In the last section of this chapter, we will discuss, very briefly, how Spark works internally. For a more detailed discussion, see the References section at the end of the chapter.
When you open a Spark context, either explicitly or by launching the Spark shell, Spark starts a web UI with details of how the current task and past tasks have executed. Let's see this in action for the example mutual information program we wrote in the last section. To prevent the context from shutting down when the program completes, you can insert a call to readLine
as the last line of the main
method (after the call to takeOrdered
). This expects input from the user, and will therefore pause program execution until you press enter.
To access the UI, point your browser to 127.0.0.1:4040
. If you have other instances of the Spark shell running, the port may be 4041
, or 4042
and so on.
The first page of the UI tells us that our application contains three jobs. A job occurs as the result of an action. There are, indeed, three actions in our application: the first two are called within the wordFractionInFiles
function:
val nMessages = messages.count()
The last job results from the call to takeOrdered
, which forces the execution of the entire pipeline of RDD transformations that calculate the mutual information.

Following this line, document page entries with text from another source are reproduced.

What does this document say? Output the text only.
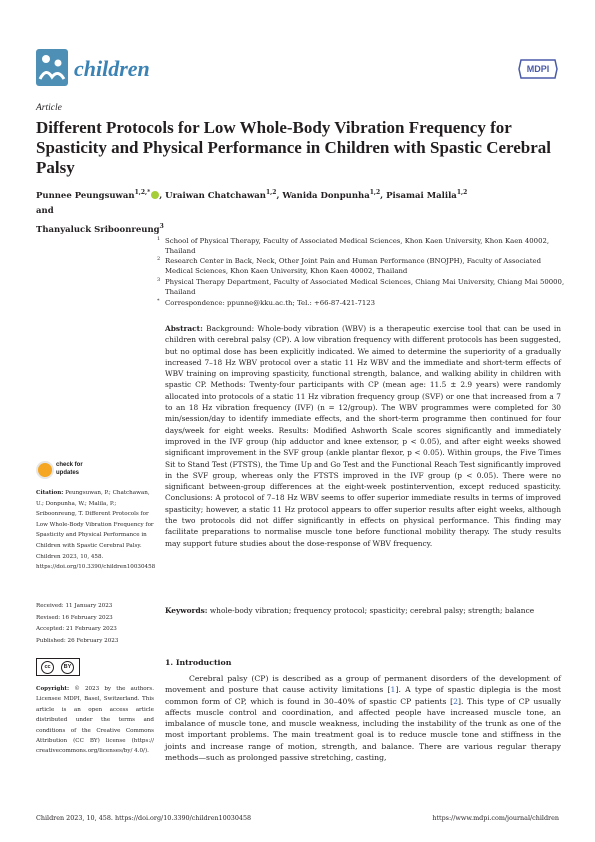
children	MDPI
Article
Different Protocols for Low Whole-Body Vibration Frequency for Spasticity and Physical Performance in Children with Spastic Cerebral Palsy
Punnee Peungsuwan$^{1,2,*}$ , Uraiwan Chatchawan$^{1,2}$, Wanida Donpunha$^{1,2}$, Pisamai Malila$^{1,2}$ and
Thanyaluck Sriboonreung$^3$
1 School of Physical Therapy, Faculty of Associated Medical Sciences, Khon Kaen University, Khon Kaen 40002, Thailand
2 Research Center in Back, Neck, Other Joint Pain and Human Performance (BNOJPH), Faculty of Associated Medical Sciences, Khon Kaen University, Khon Kaen 40002, Thailand
3 Physical Therapy Department, Faculty of Associated Medical Sciences, Chiang Mai University, Chiang Mai 50000, Thailand
* Correspondence: ppunne@kku.ac.th; Tel.: +66-87-421-7123
Abstract: Background: Whole-body vibration (WBV) is a therapeutic exercise tool that can be used in children with cerebral palsy (CP). A low vibration frequency with different protocols has been suggested, but no optimal dose has been explicitly indicated. We aimed to determine the superiority of a gradually increased 7–18 Hz WBV protocol over a static 11 Hz WBV and the immediate and short-term effects of WBV training on improving spasticity, functional strength, balance, and walking ability in children with spastic CP. Methods: Twenty-four participants with CP (mean age: 11.5 ± 2.9 years) were randomly allocated into protocols of a static 11 Hz vibration frequency group (SVF) or one that increased from a 7 to an 18 Hz vibration frequency (IVF) (n = 12/group). The WBV programmes were completed for 30 min/session/day to identify immediate effects, and the short-term programme then continued for four days/week for eight weeks. Results: Modified Ashworth Scale scores significantly and immediately improved in the IVF group (hip adductor and knee extensor, p < 0.05), and after eight weeks showed significant improvement in the SVF group (ankle plantar flexor, p < 0.05). Within groups, the Five Times Sit to Stand Test (FTSTS), the Time Up and Go Test and the Functional Reach Test significantly improved in the SVF group, whereas only the FTSTS improved in the IVF group (p < 0.05). There were no significant between-group differences at the eight-week postintervention, except reduced spasticity. Conclusions: A protocol of 7–18 Hz WBV seems to offer superior immediate results in terms of improved spasticity; however, a static 11 Hz protocol appears to offer superior results after eight weeks, although the two protocols did not differ significantly in effects on physical performance. This finding may facilitate preparations to normalise muscle tone before functional mobility therapy. The study results may support future studies about the dose-response of WBV frequency.
Keywords: whole-body vibration; frequency protocol; spasticity; cerebral palsy; strength; balance
check for
updates
Citation: Peungsuwan, P.; Chatchawan, U.; Donpunha, W.; Malila, P.; Sriboonreung, T. Different Protocols for Low Whole-Body Vibration Frequency for Spasticity and Physical Performance in Children with Spastic Cerebral Palsy. Children 2023, 10, 458. https://doi.org/10.3390/children10030458
Received: 11 January 2023
Revised: 16 February 2023
Accepted: 21 February 2023
Published: 26 February 2023
cc	BY
Copyright: © 2023 by the authors. Licensee MDPI, Basel, Switzerland. This article is an open access article distributed under the terms and conditions of the Creative Commons Attribution (CC BY) license (https:// creativecommons.org/licenses/by/ 4.0/).
1. Introduction
Cerebral palsy (CP) is described as a group of permanent disorders of the development of movement and posture that cause activity limitations [1]. A type of spastic diplegia is the most common form of CP, which is found in 30–40% of spastic CP patients [2]. This type of CP usually affects muscle control and coordination, and affected people have increased muscle tone, an imbalance of muscle tone, and muscle weakness, including the instability of the trunk as one of the most important problems. The main treatment goal is to reduce muscle tone and stiffness in the joints and increase range of motion, strength, and balance. There are various regular therapy methods—such as prolonged passive stretching, casting,
Children 2023, 10, 458. https://doi.org/10.3390/children10030458	https://www.mdpi.com/journal/children
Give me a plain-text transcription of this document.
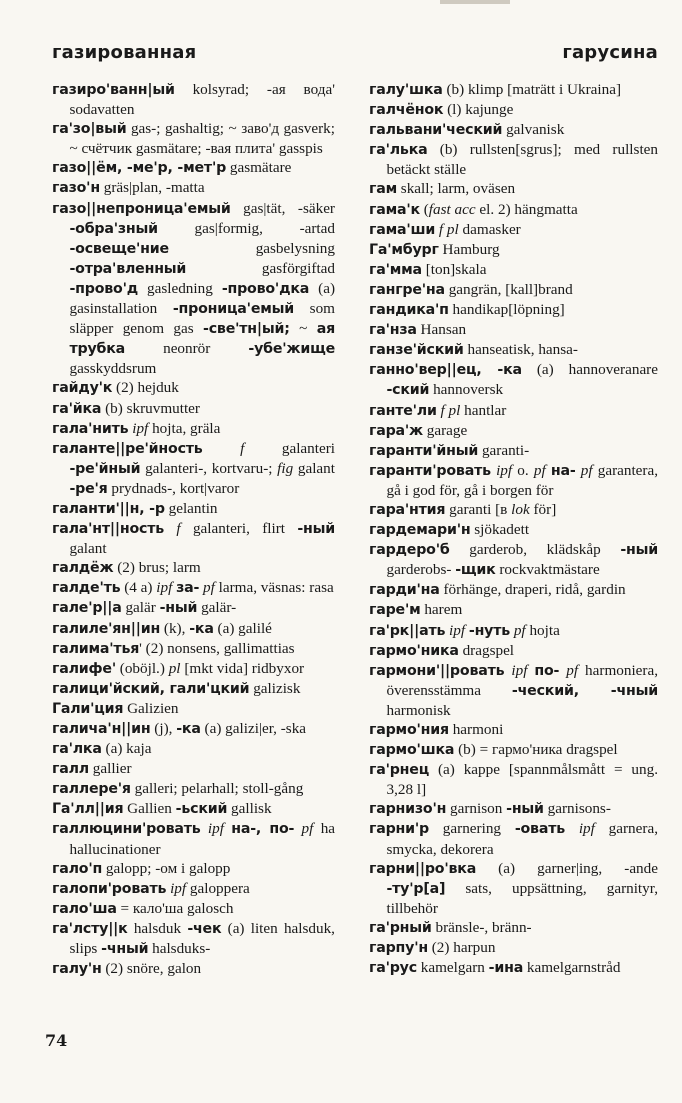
газированная	гарусина

газиро'ванн|ый kolsyrad; -ая вода' sodavatten

га'зо|вый gas-; gashaltig; ~ заво'д gasverk; ~ счётчик gasmätare; -вая плита' gasspis

газо||ём, -ме'р, -мет'р gasmätare

газо'н gräs|plan, -matta

газо||непроница'емый gas|tät, -säker -обра'зный gas|formig, -artad -освеще'ние gasbelysning -отра'вленный gasförgiftad -прово'д gasledning -прово'дка (a) gasinstallation -проница'емый som släpper genom gas -све'тн|ый; ~ ая трубка neonrör -убе'жище gasskyddsrum

гайду'к (2) hejduk

га'йка (b) skruvmutter

гала'нить ipf hojta, gräla

галанте||ре'йность f galanteri -ре'йный galanteri-, kortvaru-; fig galant -ре'я prydnads-, kort|varor

галанти'||н, -р gelantin

гала'нт||ность f galanteri, flirt -ный galant

галдёж (2) brus; larm

галде'ть (4 a) ipf за- pf larma, väsnas: rasa

гале'р||а galär -ный galär-

галиле'ян||ин (k), -ка (a) galilé

галима'тья' (2) nonsens, gallimattias

галифе' (oböjl.) pl [mkt vida] ridbyxor

галици'йский, гали'цкий galizisk

Гали'ция Galizien

галича'н||ин (j), -ка (a) galizi|er, -ska

га'лка (a) kaja

галл gallier

галлере'я galleri; pelarhall; stoll-gång

Га'лл||ия Gallien -ьский gallisk

галлюцини'ровать ipf на-, по- pf ha hallucinationer

гало'п galopp; -ом i galopp

галопи'ровать ipf galoppera

гало'ша = кало'ша galosch

га'лсту||к halsduk -чек (a) liten halsduk, slips -чный halsduks-

галу'н (2) snöre, galon

галу'шка (b) klimp [maträtt i Ukraina]

галчёнок (l) kajunge

гальвани'ческий galvanisk

га'лька (b) rullsten[sgrus]; med rullsten betäckt ställe

гам skall; larm, oväsen

гама'к (fast acc el. 2) hängmatta

гама'ши f pl damasker

Га'мбург Hamburg

га'мма [ton]skala

гангре'на gangrän, [kall]brand

гандика'п handikap[löpning]

га'нза Hansan

ганзе'йский hanseatisk, hansa-

ганно'вер||ец, -ка (a) hannoveranare -ский hannoversk

ганте'ли f pl hantlar

гара'ж garage

гаранти'йный garanti-

гаранти'ровать ipf o. pf на- pf garantera, gå i god för, gå i borgen för

гара'нтия garanti [в lok för]

гардемари'н sjökadett

гардеро'б garderob, klädskåp -ный garderobs- -щик rockvaktmästare

гарди'на förhänge, draperi, ridå, gardin

гаре'м harem

га'рк||ать ipf -нуть pf hojta

гармо'ника dragspel

гармони'||ровать ipf по- pf harmoniera, överensstämma -ческий, -чный harmonisk

гармо'ния harmoni

гармо'шка (b) = гармо'ника dragspel

га'рнец (a) kappe [spannmålsmått = ung. 3,28 l]

гарнизо'н garnison -ный garnisons-

гарни'р garnering -овать ipf garnera, smycka, dekorera

гарни||ро'вка (a) garner|ing, -ande -ту'р[а] sats, uppsättning, garnityr, tillbehör

га'рный bränsle-, bränn-

гарпу'н (2) harpun

га'рус kamelgarn -ина kamelgarnstråd

74
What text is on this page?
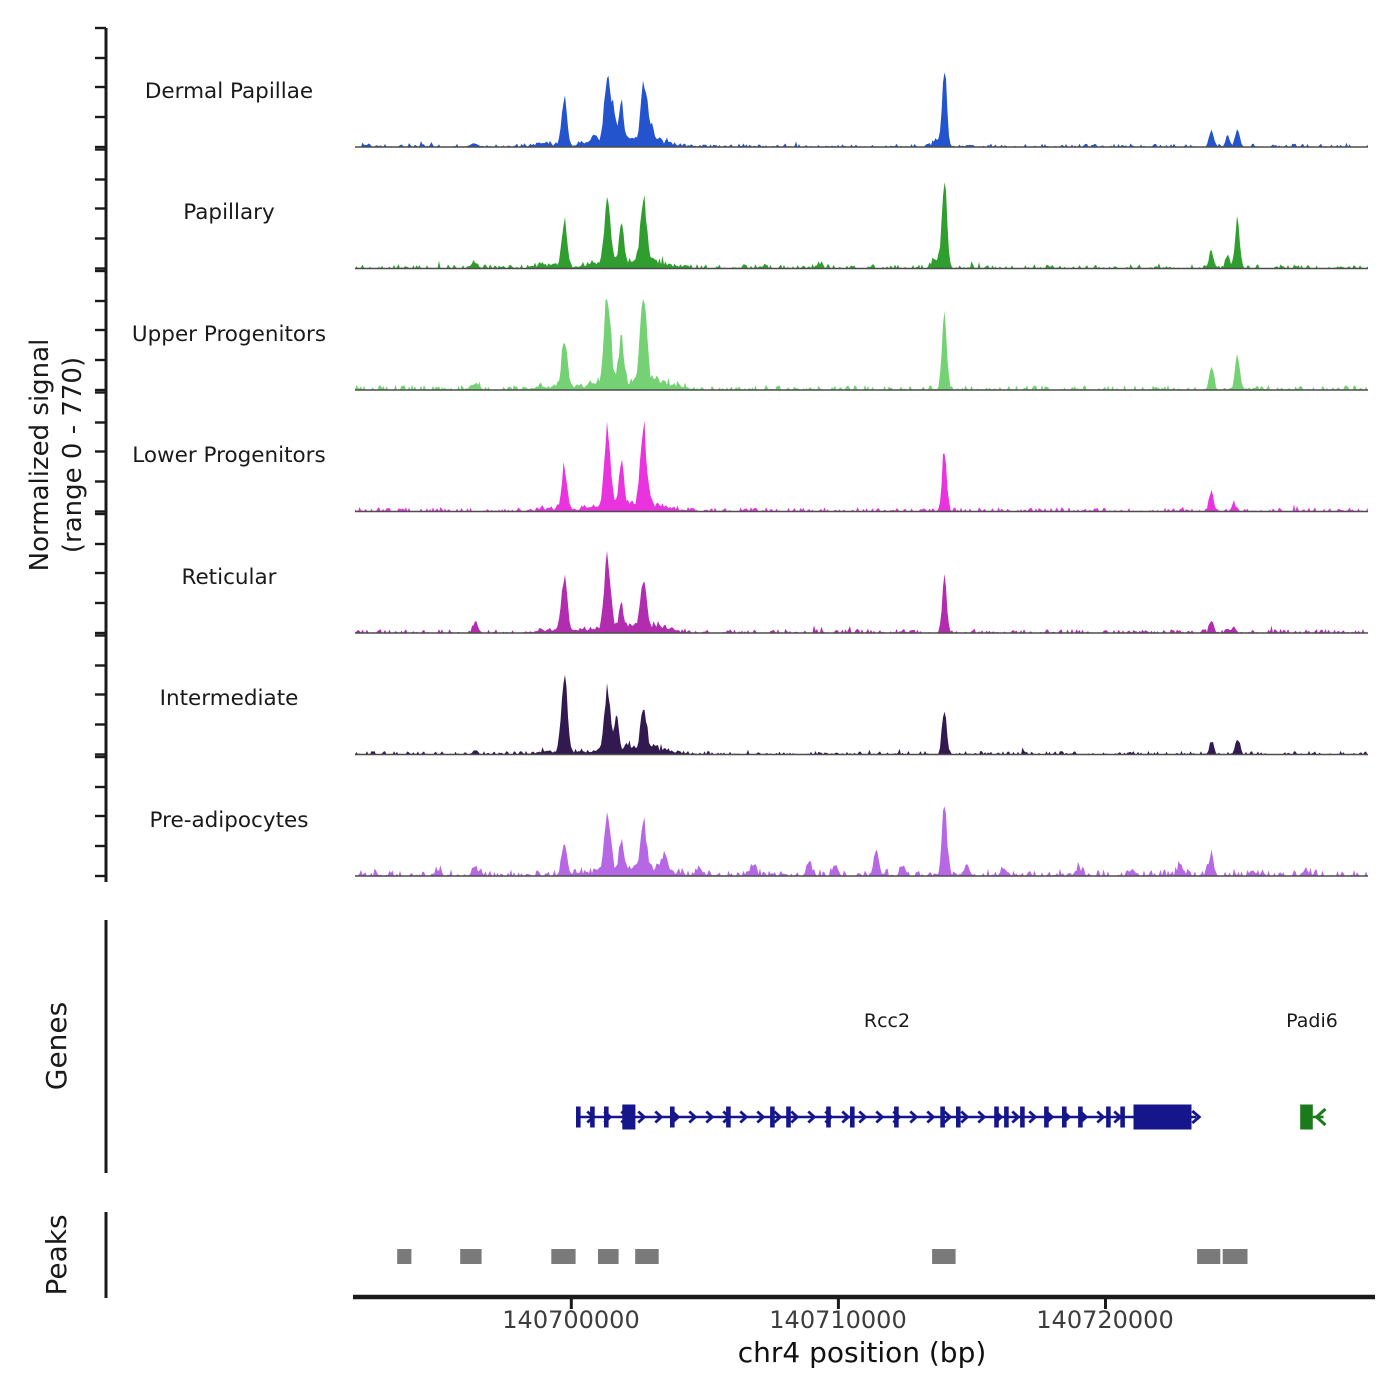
Dermal Papillae
Papillary
Upper Progenitors
Lower Progenitors
Reticular
Intermediate
Pre-adipocytes
Normalized signal (range 0 - 770)
Genes
Peaks
Rcc2	Padi6
140700000	140710000	140720000
chr4 position (bp)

The web UI lets us delve deeper into each job. Click on the takeOrdered
job in the job table. You will get taken to a page that describes the job in more detail:
Of particular interest is the DAG visualization entry. This is a graph of the execution plan to fulfill the action, and provides a glimpse of the inner workings of Spark.
When you define a job by calling an action on an RDD, Spark looks at the RDD's lineage and constructs a graph mapping the dependencies: each RDD in the lineage is represented by a node, with directed edges going from this RDD's parent to itself. This type of graph is called a directed
acyclic graph (DAG), and is a data structure useful for dependency resolution. Let's explore the DAG for the takeOrdered
job in our program using the web UI. The graph is quite complex, and it is therefore easy to get lost, so here is a simplified reproduction that only lists the RDDs bound to variable names in the program.
As you can see, at the bottom of the graph, we have the mutualInformation
RDD. This is the RDD that we need to construct for our action. This RDD depends on the intermediate elements in the sum, igFragment1
, igFragment2
, and so on. We can work our way back through the list of dependencies until we reach the other end of the graph: RDDs that do not depend on other RDDs, only on external sources.
Once the graph is built, the Spark engines formulates a plan to execute the job. The plan starts with the RDDs that only have external dependencies (such as RDDs built by loading files from disk or fetching from a database) or RDDs that already have cached data. Each arrow along the graph is translated to a set of tasks, with each task applying a transformation to a partition of the data.
Tasks are grouped into stages. A stage consists of a set of tasks that can all be performed without needing an intermediate shuffle.